Sex Education was a huge issue and still is. In many ways even calling it sex education is a joke. I remember our first lessons began in fifth grade. This class was called “family life”. Together we were taught about the sacrament of marriage and how having a child specifically in a marriage is a gift from God. For the actual anatomy of the female and male body, we were not actually separated based on gender. In sixth grade, all lessons besides the ones on marriage, we were separated. The boys would be brought to the nurse’s office by our priest where they had their own lesson. The lessons were incredibly basic and was not really sex ed. My school, like many schools did and still do, took the abstinence approach. As girls, we were taught that our virginity was very special and only for our future husbands. Virginity, in simple terms, was vaginal penetration, though it was never even directly stated, teachers just implied at it.
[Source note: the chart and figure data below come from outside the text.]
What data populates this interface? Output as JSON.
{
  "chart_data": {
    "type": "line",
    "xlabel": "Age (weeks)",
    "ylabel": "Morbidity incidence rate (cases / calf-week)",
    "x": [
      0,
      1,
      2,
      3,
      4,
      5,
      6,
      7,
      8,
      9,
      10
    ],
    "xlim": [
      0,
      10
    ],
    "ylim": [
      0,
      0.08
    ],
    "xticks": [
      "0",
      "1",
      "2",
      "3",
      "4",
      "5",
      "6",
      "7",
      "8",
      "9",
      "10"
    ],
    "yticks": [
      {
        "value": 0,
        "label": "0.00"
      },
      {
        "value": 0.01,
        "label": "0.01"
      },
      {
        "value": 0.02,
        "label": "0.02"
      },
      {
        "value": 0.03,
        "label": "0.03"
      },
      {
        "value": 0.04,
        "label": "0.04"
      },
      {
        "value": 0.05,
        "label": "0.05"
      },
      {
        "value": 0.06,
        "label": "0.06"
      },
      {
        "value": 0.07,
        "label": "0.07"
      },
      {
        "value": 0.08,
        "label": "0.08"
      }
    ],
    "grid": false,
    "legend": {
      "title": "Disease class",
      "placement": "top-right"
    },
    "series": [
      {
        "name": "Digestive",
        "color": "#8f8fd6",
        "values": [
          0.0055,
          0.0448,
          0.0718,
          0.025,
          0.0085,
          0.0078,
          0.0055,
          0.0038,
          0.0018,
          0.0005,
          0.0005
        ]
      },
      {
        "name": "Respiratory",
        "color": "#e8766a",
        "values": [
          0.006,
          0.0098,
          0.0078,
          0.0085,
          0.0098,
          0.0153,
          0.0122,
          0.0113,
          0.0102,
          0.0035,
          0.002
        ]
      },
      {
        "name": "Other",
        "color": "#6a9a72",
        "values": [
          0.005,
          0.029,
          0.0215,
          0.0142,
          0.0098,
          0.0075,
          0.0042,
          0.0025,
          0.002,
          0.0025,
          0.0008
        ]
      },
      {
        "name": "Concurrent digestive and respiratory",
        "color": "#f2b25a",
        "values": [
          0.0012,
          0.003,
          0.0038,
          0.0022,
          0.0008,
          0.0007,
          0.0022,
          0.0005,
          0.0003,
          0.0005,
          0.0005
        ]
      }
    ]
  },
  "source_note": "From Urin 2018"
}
If we were to lose our virginity before that, it was a grave sin. Our bodies were tainted, or at least that is what we were taught. I really do not know what the boys were told in their sessions, but I’m sure the purity aspect was not pushed on them as much as it was on the girls.

As I stated before, what we learned was basic. We were taught things like how to label the vagina, but not know the usage of each anatomical part like how periods occurred and what to do, and the basic anatomy of a penis. In high school, it did not get much better. We were being taught the same material along with information on STD’s, how to do a self-check for breast cancer, and drugs and alcohol were tied in. I did not learn anything that I did not already know. Much of my sexual education came from Google. Until I was fifteen, I didn’t even know what lesbians did sexually until a girl in theatre explained it to me.

My main point of this article is that this is a serious problem. Abstinence-only education does not work very well. A research article on Vice states that it does not only fail when kids have sex but also leads to unintended pregnancies as well as the spread of std’s. Those who try to maintain abstinence tend to not use condoms during sex or use any kind of contraceptives. I also would argue that the lessons are rather discriminatory. Only learning about heterosexuality truly limits what you know. Though one person may not be gay, understanding and having acceptance is a good skill for the people you may meet. Overall, I think this type of education does nothing but confuse adolescents and leave them to their own devices.